In a prospective, longitudinal design, 715 Caucasian COAs and matched controls were assessed at eight timepoints from early childhood to adolescence to young adulthood. Sleep rhythmicity at ages 3–5 and behavioral control at ages 9–17 were measured through maternal report and interviewer ratings. Resilience at ages 21–26 was defined by absence of alcohol disorder diagnoses, absence of alcohol and drug related problems, and measures of depressive symptoms, work satisfaction, and relationship satisfaction.

Greater rhythmicity of sleep, including less trouble sleeping and less tiredness, predicted behavioral control in adolescents which subsequently predicted resilience in young adulthood. This was true for both COAs and controls. The findings provide preliminary evidence for the relationship between good sleep, self-regulation, and resilience and suggest that sleep quality in childhood may serve as biomarker for resilience in later life.

Wong MM, Puttler LI, Nigg JT, Zucker RA. 2018. Sleep and behavioral control in earlier life predicted resilience in young adulthood: A prospective study of children of alcoholics and controls. Addict Behav 82:65-71.

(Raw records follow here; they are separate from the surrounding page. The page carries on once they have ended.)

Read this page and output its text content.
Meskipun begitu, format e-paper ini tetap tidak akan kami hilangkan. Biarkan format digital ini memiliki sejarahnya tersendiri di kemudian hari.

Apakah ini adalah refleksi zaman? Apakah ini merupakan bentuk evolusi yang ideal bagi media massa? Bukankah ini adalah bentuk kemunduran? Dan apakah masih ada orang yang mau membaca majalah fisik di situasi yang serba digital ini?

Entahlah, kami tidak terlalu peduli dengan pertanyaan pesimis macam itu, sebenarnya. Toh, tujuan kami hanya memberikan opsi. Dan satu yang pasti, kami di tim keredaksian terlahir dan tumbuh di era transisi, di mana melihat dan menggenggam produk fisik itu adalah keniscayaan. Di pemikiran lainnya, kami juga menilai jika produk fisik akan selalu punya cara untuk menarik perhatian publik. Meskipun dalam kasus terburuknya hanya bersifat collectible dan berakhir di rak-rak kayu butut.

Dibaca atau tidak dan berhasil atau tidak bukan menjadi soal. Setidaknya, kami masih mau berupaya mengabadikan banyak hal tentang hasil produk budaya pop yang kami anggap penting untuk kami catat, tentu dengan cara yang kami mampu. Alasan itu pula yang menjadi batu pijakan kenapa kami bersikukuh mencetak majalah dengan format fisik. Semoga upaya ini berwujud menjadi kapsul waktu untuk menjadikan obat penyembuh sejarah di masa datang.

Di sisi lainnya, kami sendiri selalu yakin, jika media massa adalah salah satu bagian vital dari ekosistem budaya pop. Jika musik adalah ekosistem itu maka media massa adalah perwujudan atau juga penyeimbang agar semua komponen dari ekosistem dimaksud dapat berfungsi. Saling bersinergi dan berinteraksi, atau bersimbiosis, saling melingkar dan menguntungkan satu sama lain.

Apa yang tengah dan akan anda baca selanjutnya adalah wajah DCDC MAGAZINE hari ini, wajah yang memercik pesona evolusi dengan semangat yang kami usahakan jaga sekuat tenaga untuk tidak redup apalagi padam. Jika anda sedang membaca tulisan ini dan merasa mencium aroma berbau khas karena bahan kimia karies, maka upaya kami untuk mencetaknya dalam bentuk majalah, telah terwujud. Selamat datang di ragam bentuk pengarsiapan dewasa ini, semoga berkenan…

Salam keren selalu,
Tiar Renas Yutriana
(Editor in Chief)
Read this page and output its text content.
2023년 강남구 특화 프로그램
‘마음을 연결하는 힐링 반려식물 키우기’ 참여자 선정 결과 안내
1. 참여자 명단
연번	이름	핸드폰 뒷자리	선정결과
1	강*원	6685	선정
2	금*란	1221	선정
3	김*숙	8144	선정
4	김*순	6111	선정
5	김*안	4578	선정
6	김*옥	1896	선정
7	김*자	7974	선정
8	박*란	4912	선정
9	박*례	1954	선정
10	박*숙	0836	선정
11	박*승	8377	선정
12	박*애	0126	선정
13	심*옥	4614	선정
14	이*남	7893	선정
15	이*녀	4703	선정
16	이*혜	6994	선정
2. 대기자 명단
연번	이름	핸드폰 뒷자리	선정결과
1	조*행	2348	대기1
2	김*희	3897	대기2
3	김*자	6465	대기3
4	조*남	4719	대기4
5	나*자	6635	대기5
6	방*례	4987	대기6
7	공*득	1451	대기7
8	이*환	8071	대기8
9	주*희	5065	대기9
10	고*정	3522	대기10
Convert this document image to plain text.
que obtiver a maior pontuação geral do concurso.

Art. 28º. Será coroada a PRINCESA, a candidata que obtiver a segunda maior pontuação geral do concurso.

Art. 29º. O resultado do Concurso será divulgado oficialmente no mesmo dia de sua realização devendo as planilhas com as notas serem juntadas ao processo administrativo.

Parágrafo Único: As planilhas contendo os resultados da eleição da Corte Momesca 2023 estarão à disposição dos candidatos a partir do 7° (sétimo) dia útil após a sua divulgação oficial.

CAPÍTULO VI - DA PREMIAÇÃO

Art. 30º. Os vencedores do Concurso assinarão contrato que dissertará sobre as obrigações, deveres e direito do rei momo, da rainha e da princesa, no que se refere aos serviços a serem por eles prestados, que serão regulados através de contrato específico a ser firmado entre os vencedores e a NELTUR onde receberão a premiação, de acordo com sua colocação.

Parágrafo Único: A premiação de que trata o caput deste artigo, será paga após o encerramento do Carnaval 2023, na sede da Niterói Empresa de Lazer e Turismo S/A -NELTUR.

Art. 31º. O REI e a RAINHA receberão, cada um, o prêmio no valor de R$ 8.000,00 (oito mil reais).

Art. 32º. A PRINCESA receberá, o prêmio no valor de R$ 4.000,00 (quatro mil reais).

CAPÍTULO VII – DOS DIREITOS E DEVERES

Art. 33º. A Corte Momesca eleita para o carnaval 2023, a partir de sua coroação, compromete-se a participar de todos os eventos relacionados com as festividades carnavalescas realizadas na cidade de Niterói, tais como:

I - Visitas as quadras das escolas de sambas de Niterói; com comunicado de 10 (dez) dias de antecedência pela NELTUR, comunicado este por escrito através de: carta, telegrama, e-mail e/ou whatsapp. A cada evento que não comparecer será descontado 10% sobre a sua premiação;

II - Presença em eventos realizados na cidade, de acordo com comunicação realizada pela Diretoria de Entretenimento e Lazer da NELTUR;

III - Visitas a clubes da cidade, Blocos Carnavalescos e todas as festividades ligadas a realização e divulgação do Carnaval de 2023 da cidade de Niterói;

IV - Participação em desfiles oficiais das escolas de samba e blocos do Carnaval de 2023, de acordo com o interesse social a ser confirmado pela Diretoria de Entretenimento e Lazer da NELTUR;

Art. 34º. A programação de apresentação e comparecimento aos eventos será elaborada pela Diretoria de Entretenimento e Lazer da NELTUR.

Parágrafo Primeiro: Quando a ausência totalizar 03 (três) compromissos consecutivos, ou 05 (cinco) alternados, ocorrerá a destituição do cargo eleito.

Aversive reactions to photo warnings on cigarette packs increase quit attempts

Pictorial warnings on cigarette packs lead to more quit attempts by smokers than text-only warnings, but the reasons for this difference are unclear. In a recent study funded by NCI and NIEHS, researchers sought to identify psychological mechanisms that explain the increased quit attempts seen with pictorial warnings.

The study included 2,149 adult smokers from California and North Carolina randomly assigned to receive picture warnings or text-only warnings on cigarette packs for 4 weeks. Baseline and weekly surveys throughout the study collected information on smoker’s attention and reaction to warnings, social interactions, attitudes and beliefs, intentions to quit, and perceived effectiveness of warnings. Outcomes included number of quit attempts.

Results indicate that compared to text-based warning, pictorial warnings increase attention and reaction to warnings, and increase social interactions about warnings. The pictorial warning led to greater avoidance of the warnings, but this also led to more quit attempts. Contrary to previous hypotheses, pictorial warnings had minimal effect on changing beliefs or attitudes and no effect on changing risk perception compared to text-based warnings.

Pictorial warnings appear to increase quit attempts by provoking negative emotional reactions which makes the message more salient in smokers’ minds. Based on these findings, the researchers propose a model for pictorial warnings that target attention, negative affect, social interactions, motivation, and recurring thoughts about warnings.

Brewer NT, Parada H Jr, Hall MG, Boynton MH, Noar SM, Ribisl KM. 2018. Understanding why pictorial cigarette pack warnings increase quit attempts. Ann Behav Med.